I remember big and loud feminist protests at the University of Toronto against checks notes a talk about suicide in men given by a former member of the New York board of the National Organization For Women (who he left when they opposed more equal child custody). If you've ever seen the "Big Red" memes with the red haired angry shouty feminist, they were inspired by a real person who was at this protest shouting a Jezebel article at the crowd and calling anyone who tried to engage with her "fuckface". The group hosting the talk (CAFE) would go on to create another men's shelter which still exists and is to my knowledge the only one in Canada.
Speaking of Jezebel, I remember them writing an article casually joking about the times they've been violent with their male significant others, including in one case hitting her boyfriend because he was worried he might have cancer.
I remember listening to a recording of a radio show on Soundcloud 9 years ago where Mary Koss (prominent sexual assault researcher - nearly all research on campus sexual assault in the US descends from her work, she's the source of that 1-in-4 number that gets thrown around sometimes, and she coined the term "date rape" among others) was asked about male victims of female perpetrators and her response was to ask how that would even happen, how could a woman make a man have sex by force, threat of force or by incapacitating him? (I'd give you an exact quote but SoundCloud isn't playing nice ATM, not sure if it's the site or my adblocker- either way it's close to her phrasing but I'm going from memory, the episode is Male Rape from You Were Here on WERS) and when given an example of a man being drugged into compliance declared that that wasn't rape, it was just "unwanted contact." You see, "rape" needs to be reserved for girls and women because men don't feel violation or shame like real people women do.

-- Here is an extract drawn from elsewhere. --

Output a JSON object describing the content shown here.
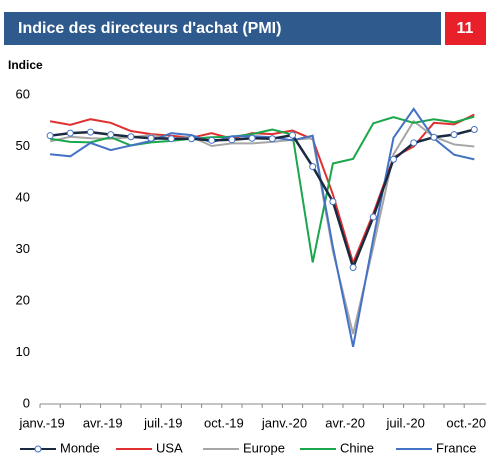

Or when KY wanted to pass a law requiring family court judges operate from a rebuttable presumption of equal custody in contested child custody cases - that is that both parents having equal custody is what's best for the child unless there's a good reason for it to be otherwise. Out comes the feminist opposition and trying to align any supporters of it with domestic abusers.
And I could keep going like this for a while if I really wanted to, but probably 9/10 readers stopped several paragraphs ago.